The fame dissipated rapidly, though, and Balto and some of his teammates suffered the indignity of winding up as a tableau vivant in a small, stuffy room in Sam Houston’s dime-a-look museum in Los Angeles, before a businessman from Cleveland came to the rescue. Balto and company were purchased from the museum and spent their retirement ferrying around delighted children at the Cleveland Zoo.
Togo, too, basked in the glory. He and Seppala toured the Lower 48 in 1927 and continued to race for a time in New England. Seppala’s greatest dog spent his final years resting in fireside comfort.
The Iditarod, the annual sled-dog race starting in Anchorage, passing through the town of Iditarod, and finishing in Nome, was begun in the 1970s as a commemoration of the serum relay of 1925, and serves as well as acknowledgment of the heritage of Eskimos and Athabaskans, who taught whites how to survive Alaskan winters.
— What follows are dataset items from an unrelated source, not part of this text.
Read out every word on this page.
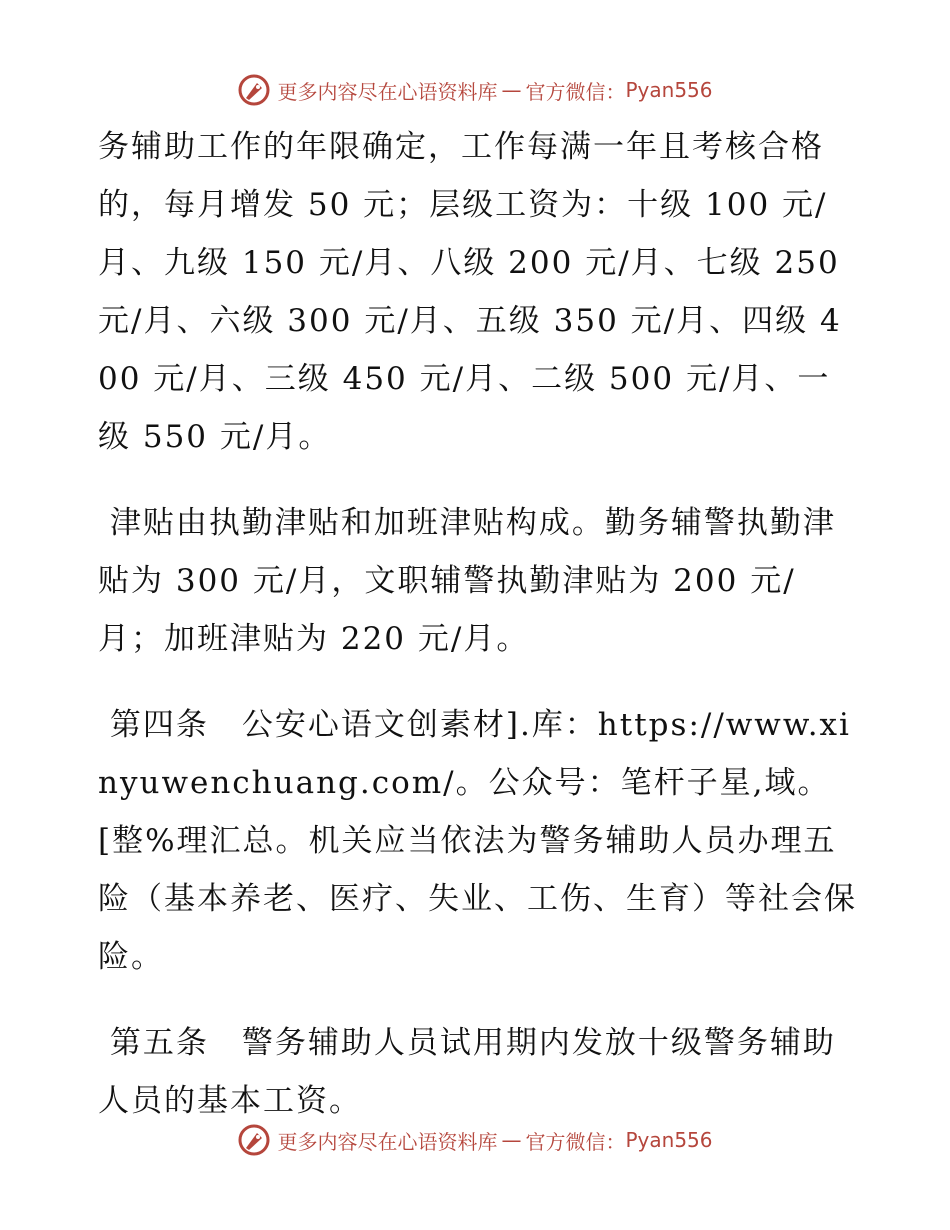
更多内容尽在心语资料库 — 官方微信： Pyan556

务辅助工作的年限确定，工作每满一年且考核合格的，每月增发 50 元；层级工资为：十级 100 元/月、九级 150 元/月、八级 200 元/月、七级 250 元/月、六级 300 元/月、五级 350 元/月、四级 400 元/月、三级 450 元/月、二级 500 元/月、一级 550 元/月。

津贴由执勤津贴和加班津贴构成。勤务辅警执勤津贴为 300 元/月，文职辅警执勤津贴为 200 元/月；加班津贴为 220 元/月。

第四条　公安心语文创素材].库：https://www.xinyuwenchuang.com/。公众号：笔杆子星,域。[整%理汇总。机关应当依法为警务辅助人员办理五险（基本养老、医疗、失业、工伤、生育）等社会保险。

第五条　警务辅助人员试用期内发放十级警务辅助人员的基本工资。

更多内容尽在心语资料库 — 官方微信： Pyan556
The celebrity surrounding Togo, Balto, and the mushers, however, had little effect on how Alaskan natives were viewed by whites. A few years after the 1925 diphtheria epidemic, an Eskimo village about fifty miles to the north of Nome—Sinuk—saw an outbreak of infectious disease that wiped out its entire population. This tragic occurrence was never mentioned in any newspaper.